Отец Арсений шутку не оценил.

Повариха Маша приготовила тигровых креветок, виноградных улиток, запекла карпов, сварила уху. Прислуживает за столом отец Иоанн.

— Ваня, поживей, поворачивайся давай, — ворчит Маша на отца Иоанна. — А то снежок за ворот рясы засуну!

— Я подумал и решил, — говорит мне отец Иоанн, отозвав в сторонку, и смотрит так, будто собирается открыть великую тайну. — Решил начать по крупицам есть землицу со святых мест…

Без благословения отца Арсения мы пробираемся в избушку отца Иоанна — он живет по соседству с наместником. Крадемся, чтобы нас не заметили. В избушке печка, дрова, две кровати, ковш для умывания с водой, подернутой ледком, и окна без стекол, затянутые простой белой материей, прибитой к деревянным рамам. Холодно. Отцу Иоанну избушка тоже не нравится: слишком хорошие условия для монаха. Он хотел бы жить в пустыне.

Когда Маргарита, духовное чадо отца Арсения, впервые увидела Казанскую икону, она завыла. Просто стояла и выла в голос. И с тех пор это потрясение жило в ней всегда, звало сюда вернуться. В 98-м они с мужем приехали, поставили свечки — обе упали, будто кто-то снизу пальцем по ним щелкнул. «Плохой знак», — сказала какая-то бабка.
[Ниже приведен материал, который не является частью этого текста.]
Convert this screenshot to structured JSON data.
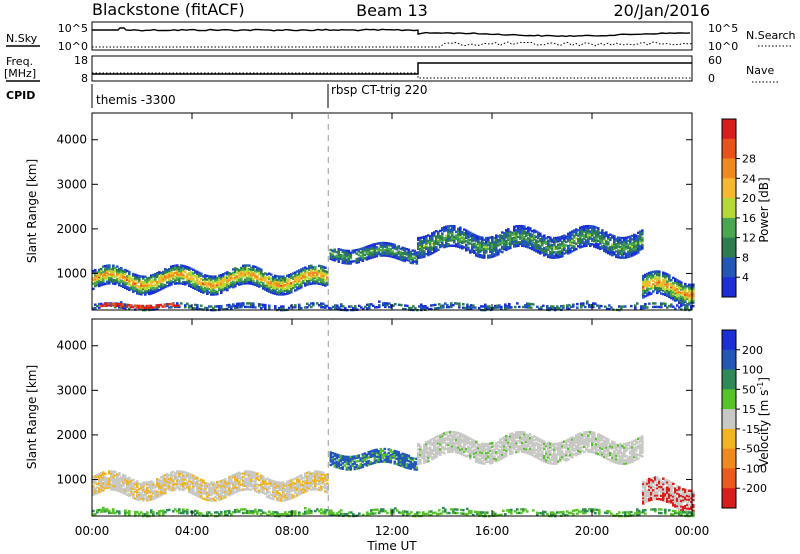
{
  "header": {
    "station": "Blackstone (fitACF)",
    "beam": "Beam 13",
    "date": "20/Jan/2016"
  },
  "top_panels": {
    "nsky_label": "N.Sky",
    "nsky_ticks": [
      "10^5",
      "10^0"
    ],
    "nsearch_label": "N.Search",
    "nsearch_ticks": [
      "10^5",
      "10^0"
    ],
    "freq_label": "Freq.",
    "freq_unit": "[MHz]",
    "freq_ticks": [
      "18",
      "8"
    ],
    "nave_label": "Nave",
    "nave_ticks": [
      "60",
      "0"
    ],
    "cpid_label": "CPID",
    "cpid_modes": [
      {
        "name": "themis -3300",
        "start_hour": 0.0
      },
      {
        "name": "rbsp CT-trig 220",
        "start_hour": 9.45
      }
    ]
  },
  "chart_data": [
    {
      "type": "heatmap",
      "name": "power",
      "ylabel": "Slant Range [km]",
      "xlabel": "",
      "xlim": [
        0,
        24
      ],
      "ylim": [
        180,
        4600
      ],
      "yticks": [
        "1000",
        "2000",
        "3000",
        "4000"
      ],
      "colorbar": {
        "label": "Power [dB]",
        "ticks": [
          "4",
          "8",
          "12",
          "16",
          "20",
          "24",
          "28"
        ],
        "colors": [
          "#1a2fd6",
          "#2257b8",
          "#2e7d4f",
          "#49a84f",
          "#b6d936",
          "#f5b82e",
          "#f08a1e",
          "#e8531c",
          "#d81d1d"
        ]
      },
      "features": [
        {
          "t_start": 0.0,
          "t_end": 9.4,
          "range_center": 850,
          "range_width": 420,
          "level": "high"
        },
        {
          "t_start": 9.5,
          "t_end": 13.0,
          "range_center": 1450,
          "range_width": 300,
          "level": "medium"
        },
        {
          "t_start": 13.0,
          "t_end": 22.0,
          "range_center": 1700,
          "range_width": 450,
          "level": "medium"
        },
        {
          "t_start": 22.0,
          "t_end": 24.0,
          "range_center": 650,
          "range_width": 500,
          "level": "high"
        }
      ]
    },
    {
      "type": "heatmap",
      "name": "velocity",
      "ylabel": "Slant Range [km]",
      "xlabel": "Time UT",
      "xlim": [
        0,
        24
      ],
      "ylim": [
        180,
        4600
      ],
      "xticks": [
        "00:00",
        "04:00",
        "08:00",
        "12:00",
        "16:00",
        "20:00",
        "00:00"
      ],
      "yticks": [
        "1000",
        "2000",
        "3000",
        "4000"
      ],
      "colorbar": {
        "label": "Velocity [m s",
        "label_sup": "-1",
        "label_end": "]",
        "ticks": [
          "200",
          "100",
          "50",
          "15",
          "-15",
          "-50",
          "-100",
          "-200"
        ],
        "colors": [
          "#1a2fd6",
          "#2257b8",
          "#2e8b57",
          "#56c32a",
          "#c8c8c4",
          "#f2b520",
          "#f08a1e",
          "#ea5a1c",
          "#d81d1d"
        ]
      }
    }
  ],
  "dashed_line_hour": 9.45
}
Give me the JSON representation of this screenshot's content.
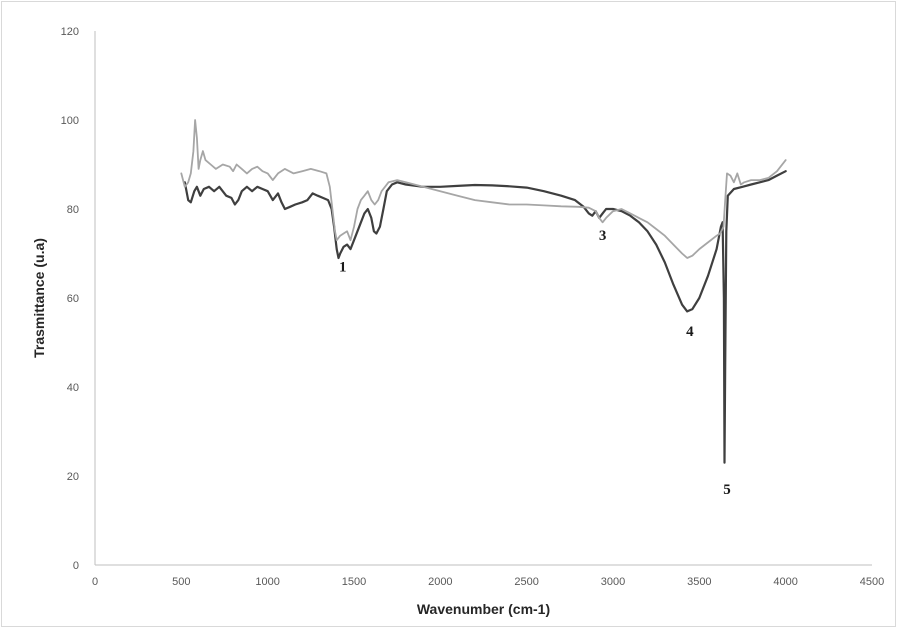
{
  "chart_data": {
    "type": "line",
    "title": "",
    "xlabel": "Wavenumber (cm-1)",
    "ylabel": "Trasmittance (u.a)",
    "xlim": [
      0,
      4500
    ],
    "ylim": [
      0,
      120
    ],
    "xticks": [
      0,
      500,
      1000,
      1500,
      2000,
      2500,
      3000,
      3500,
      4000,
      4500
    ],
    "yticks": [
      0,
      20,
      40,
      60,
      80,
      100,
      120
    ],
    "grid": false,
    "legend": "none",
    "series": [
      {
        "color": "#3f3f3f",
        "points": [
          [
            520,
            86
          ],
          [
            540,
            82
          ],
          [
            555,
            81.5
          ],
          [
            575,
            84
          ],
          [
            590,
            85
          ],
          [
            610,
            83
          ],
          [
            630,
            84.5
          ],
          [
            660,
            85
          ],
          [
            690,
            84
          ],
          [
            720,
            85
          ],
          [
            760,
            83
          ],
          [
            790,
            82.5
          ],
          [
            810,
            81
          ],
          [
            830,
            82
          ],
          [
            850,
            84
          ],
          [
            880,
            85
          ],
          [
            910,
            84
          ],
          [
            940,
            85
          ],
          [
            970,
            84.5
          ],
          [
            1000,
            84
          ],
          [
            1030,
            82
          ],
          [
            1060,
            83.5
          ],
          [
            1080,
            81.5
          ],
          [
            1100,
            80
          ],
          [
            1130,
            80.5
          ],
          [
            1160,
            81
          ],
          [
            1200,
            81.5
          ],
          [
            1230,
            82
          ],
          [
            1260,
            83.5
          ],
          [
            1290,
            83
          ],
          [
            1320,
            82.5
          ],
          [
            1350,
            82
          ],
          [
            1370,
            80
          ],
          [
            1385,
            76
          ],
          [
            1400,
            71
          ],
          [
            1410,
            69
          ],
          [
            1420,
            70
          ],
          [
            1440,
            71.5
          ],
          [
            1460,
            72
          ],
          [
            1480,
            71
          ],
          [
            1500,
            73
          ],
          [
            1530,
            76
          ],
          [
            1560,
            79
          ],
          [
            1580,
            80
          ],
          [
            1600,
            78
          ],
          [
            1615,
            75
          ],
          [
            1630,
            74.5
          ],
          [
            1650,
            76
          ],
          [
            1670,
            80
          ],
          [
            1690,
            84
          ],
          [
            1720,
            85.5
          ],
          [
            1750,
            86
          ],
          [
            1800,
            85.5
          ],
          [
            1900,
            85
          ],
          [
            2000,
            85
          ],
          [
            2100,
            85.2
          ],
          [
            2200,
            85.4
          ],
          [
            2300,
            85.3
          ],
          [
            2400,
            85.1
          ],
          [
            2500,
            84.8
          ],
          [
            2600,
            84
          ],
          [
            2700,
            83
          ],
          [
            2780,
            82
          ],
          [
            2830,
            80.5
          ],
          [
            2860,
            79
          ],
          [
            2880,
            78.5
          ],
          [
            2900,
            79.5
          ],
          [
            2920,
            78
          ],
          [
            2940,
            79
          ],
          [
            2960,
            80
          ],
          [
            3000,
            80
          ],
          [
            3050,
            79.5
          ],
          [
            3100,
            78.5
          ],
          [
            3150,
            77
          ],
          [
            3200,
            75
          ],
          [
            3250,
            72
          ],
          [
            3300,
            68
          ],
          [
            3350,
            63
          ],
          [
            3400,
            58.5
          ],
          [
            3430,
            57
          ],
          [
            3460,
            57.5
          ],
          [
            3500,
            60
          ],
          [
            3550,
            65
          ],
          [
            3600,
            71
          ],
          [
            3625,
            76
          ],
          [
            3635,
            77
          ],
          [
            3642,
            60
          ],
          [
            3646,
            23
          ],
          [
            3650,
            45
          ],
          [
            3656,
            75
          ],
          [
            3665,
            83
          ],
          [
            3700,
            84.5
          ],
          [
            3750,
            85
          ],
          [
            3800,
            85.5
          ],
          [
            3850,
            86
          ],
          [
            3900,
            86.5
          ],
          [
            3950,
            87.5
          ],
          [
            4000,
            88.5
          ]
        ]
      },
      {
        "color": "#a6a6a6",
        "points": [
          [
            500,
            88
          ],
          [
            520,
            85
          ],
          [
            540,
            86
          ],
          [
            555,
            88
          ],
          [
            570,
            93
          ],
          [
            580,
            100
          ],
          [
            590,
            96
          ],
          [
            600,
            89
          ],
          [
            610,
            91
          ],
          [
            625,
            93
          ],
          [
            640,
            91
          ],
          [
            670,
            90
          ],
          [
            700,
            89
          ],
          [
            740,
            90
          ],
          [
            780,
            89.5
          ],
          [
            800,
            88.5
          ],
          [
            820,
            90
          ],
          [
            850,
            89
          ],
          [
            880,
            88
          ],
          [
            910,
            89
          ],
          [
            940,
            89.5
          ],
          [
            970,
            88.5
          ],
          [
            1000,
            88
          ],
          [
            1030,
            86.5
          ],
          [
            1060,
            88
          ],
          [
            1100,
            89
          ],
          [
            1150,
            88
          ],
          [
            1200,
            88.5
          ],
          [
            1250,
            89
          ],
          [
            1300,
            88.5
          ],
          [
            1340,
            88
          ],
          [
            1360,
            85
          ],
          [
            1375,
            80
          ],
          [
            1390,
            75
          ],
          [
            1400,
            73
          ],
          [
            1420,
            74
          ],
          [
            1440,
            74.5
          ],
          [
            1460,
            75
          ],
          [
            1480,
            73
          ],
          [
            1500,
            76
          ],
          [
            1520,
            80
          ],
          [
            1540,
            82
          ],
          [
            1560,
            83
          ],
          [
            1580,
            84
          ],
          [
            1600,
            82
          ],
          [
            1620,
            81
          ],
          [
            1640,
            82
          ],
          [
            1660,
            84
          ],
          [
            1700,
            86
          ],
          [
            1750,
            86.5
          ],
          [
            1800,
            86
          ],
          [
            1900,
            85
          ],
          [
            2000,
            84
          ],
          [
            2100,
            83
          ],
          [
            2200,
            82
          ],
          [
            2300,
            81.5
          ],
          [
            2400,
            81
          ],
          [
            2500,
            81
          ],
          [
            2600,
            80.8
          ],
          [
            2700,
            80.6
          ],
          [
            2800,
            80.5
          ],
          [
            2860,
            80.3
          ],
          [
            2900,
            79.5
          ],
          [
            2920,
            78
          ],
          [
            2940,
            77
          ],
          [
            2960,
            78
          ],
          [
            3000,
            79.5
          ],
          [
            3050,
            80
          ],
          [
            3100,
            79
          ],
          [
            3150,
            78
          ],
          [
            3200,
            77
          ],
          [
            3250,
            75.5
          ],
          [
            3300,
            74
          ],
          [
            3350,
            72
          ],
          [
            3400,
            70
          ],
          [
            3430,
            69
          ],
          [
            3460,
            69.5
          ],
          [
            3500,
            71
          ],
          [
            3550,
            72.5
          ],
          [
            3600,
            74
          ],
          [
            3620,
            74.5
          ],
          [
            3640,
            76
          ],
          [
            3650,
            82
          ],
          [
            3660,
            88
          ],
          [
            3680,
            87.5
          ],
          [
            3700,
            86
          ],
          [
            3720,
            88
          ],
          [
            3740,
            85.5
          ],
          [
            3760,
            86
          ],
          [
            3800,
            86.5
          ],
          [
            3850,
            86.5
          ],
          [
            3900,
            87
          ],
          [
            3950,
            88.5
          ],
          [
            4000,
            91
          ]
        ]
      }
    ],
    "annotations": [
      {
        "text": "1",
        "x": 1435,
        "y": 66
      },
      {
        "text": "3",
        "x": 2940,
        "y": 73
      },
      {
        "text": "4",
        "x": 3445,
        "y": 51.5
      },
      {
        "text": "5",
        "x": 3660,
        "y": 16
      }
    ]
  }
}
И вскорости их с мужем посадили и забрали у них два завода. «Политический заказ», — объясняет Маргарита. Сейчас у нее своя фирма по ремонту тепловозов, муж руководит заводом.

— Я так говорю: Господь нам не те испытания посылает, которые мы не смогли бы преодолеть. Столько было взлетов и падений, но после каждого падения только лучше становилось. Они нас закаляют, — втолковывает мне Маргарита, когда мы едем в ее машине на источник.